SALA DE PRENSA

La UE se prepara por si Trump se retira del acuerdo de París

Europa se prepara ante un más que posible revés en la lucha mundial contra el cambio climático: la retirada de Estados Unidos del acuerdo de París. Los recelos que ya anticipó Donald Trump durante la campaña presidencial inquietan a la Unión Europea, principal impulsora de los esfuerzos contra el calentamiento global. Bruselas pretende ahora aliarse con China, el gran gigante de la contaminación junto con Estados Unidos, e intensificar las políticas internas para capear una eventual salida estadounidense del pacto global del clima, que entró en vigor el pasado noviembre.

Antes incluso de que el nuevo presidente ganara las elecciones, algunos altos cargos en la Comisión Europea intentaron adelantarse a lo que se avecinaba. El comisario europeo de Acción por el Clima y Energía, Miguel Arias Cañete, tiene previsto un viaje a Estados Unidos en febrero para testar las aguas de la nueva Administración estadounidense. Y en marzo se desplazará a Pekín con la misión de aquilatar los compromisos del Gobierno chino en la lucha contra el cambio climático, según explican fuentes comunitarias. En abril, Arias Cañete visitará Irán en el marco de un foro entre empresas europeas e iraníes para fomentar las energías renovables y la eficiencia energética.

Aunque Bruselas ya pretendía tejer alianzas con otras potencias emisoras de gases contaminantes, el cambio radical de escenario en Estados Unidos obliga a acelerar esa estrategia. Y después de que Trump haya anunciado su retirada de uno de los principales símbolos de la política exterior de Barack Obama, el acuerdo comercial con el Pacífico, el Ejecutivo comunitario teme que el de París sea una de las próximas víctimas de este nuevo enfoque aislacionista.

Las condiciones del acuerdo del clima, el intento más ambicioso de luchar contra el calentamiento global –con la implicación, por primera vez, de China y Estados Unidos-, dificultan la retirada unilateral. Hay que esperar al menos hasta noviembre de 2019 para abandonar oficialmente sus compromisos, que buscan impedir que la temperatura global suba más de dos grados a finales de siglo. Pero dada la trayectoria de Trump, no es osado pensar que el dirigente se sienta poco vinculado por esa letra pequeña y opte por una salida brusca del marco que suscribieron 195 países en diciembre de 2015.

En ese contexto, Bruselas tratará de involucrar al máximo a China, responsable de más de una cuarta parte de las emisiones mundiales. Pekín ha mostrado en los últimos años un mayor interés medioambiental (por ejemplo, como principal inversor en energías renovables) y la UE instará a sus autoridades a continuar esa senda.

Objetivos más lejanos

Aun así, los esfuerzos europeos no podrán suplir del todo la falta de compromiso estadounidense. “Será mucho más difícil alcanzar los objetivos de París. La Unión Europea no puede hacerlo todo si Estados Unidos no aplica su parte”, vaticina el director de la Agencia Europea de Medio Ambiente, Hans Bruyninckx, en un encuentro con EL PAÍS. Pese a todo, este experto matiza que la lucha contra el cambio climático no se libra solo en el ámbito de los jefes de Estado y de Gobierno. La agencia pone como ejemplo los esfuerzos que realiza el Estado de California en la promoción de energías renovables o las alianzas de grandes urbes contra el calentamiento global.

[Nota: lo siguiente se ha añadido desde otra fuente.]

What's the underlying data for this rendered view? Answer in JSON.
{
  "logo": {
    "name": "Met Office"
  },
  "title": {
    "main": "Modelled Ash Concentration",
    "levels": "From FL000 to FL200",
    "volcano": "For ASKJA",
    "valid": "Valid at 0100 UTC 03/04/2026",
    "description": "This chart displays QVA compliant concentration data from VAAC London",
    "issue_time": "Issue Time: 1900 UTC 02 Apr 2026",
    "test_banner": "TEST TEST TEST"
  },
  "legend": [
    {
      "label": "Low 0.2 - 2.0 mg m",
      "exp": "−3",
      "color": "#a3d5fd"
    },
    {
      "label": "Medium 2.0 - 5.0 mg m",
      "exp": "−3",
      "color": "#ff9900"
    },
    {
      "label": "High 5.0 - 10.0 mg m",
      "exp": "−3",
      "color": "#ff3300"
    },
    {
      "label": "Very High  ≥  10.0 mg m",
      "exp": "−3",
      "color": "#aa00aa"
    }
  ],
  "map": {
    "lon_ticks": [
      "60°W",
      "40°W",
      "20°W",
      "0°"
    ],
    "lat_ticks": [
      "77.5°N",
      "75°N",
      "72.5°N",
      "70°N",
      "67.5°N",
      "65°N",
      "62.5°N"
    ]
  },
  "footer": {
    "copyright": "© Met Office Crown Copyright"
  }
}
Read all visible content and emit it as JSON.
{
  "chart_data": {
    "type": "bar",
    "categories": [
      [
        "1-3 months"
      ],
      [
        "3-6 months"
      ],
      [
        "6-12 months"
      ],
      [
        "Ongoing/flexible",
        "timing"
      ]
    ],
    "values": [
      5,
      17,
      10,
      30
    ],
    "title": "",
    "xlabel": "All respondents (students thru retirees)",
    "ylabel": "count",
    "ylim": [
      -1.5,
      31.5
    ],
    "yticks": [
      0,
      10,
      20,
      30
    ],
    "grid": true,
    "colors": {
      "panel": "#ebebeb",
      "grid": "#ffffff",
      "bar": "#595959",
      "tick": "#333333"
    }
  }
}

Incluso si Washington no se retira formalmente, su inacción puede herir de muerte el acuerdo de París. En primer lugar porque el propio texto recoge que los esfuerzos pactados no bastan para lograr los objetivos de reducción de gases y compromete a los firmantes a revisar al alza los programas de mitigación en 2018. Resulta dudoso que Trump acepte esa mayor ambición, así como los desembolsos que el pacto exige a los países más desarrollados (100.000 millones de dólares anuales, casi 93.000 millones de euros) a partir de 2020.

Hay un segundo elemento que puede entorpecer el acuerdo. Los próximos cuatro años -previsiblemente, la legislatura de Trump- resultarán claves para definir el control de las emisiones y la financiación de las políticas de adaptación al cambio climático. Y Washington, primera potencia mundial, podría bloquear unas negociaciones basadas en el consenso.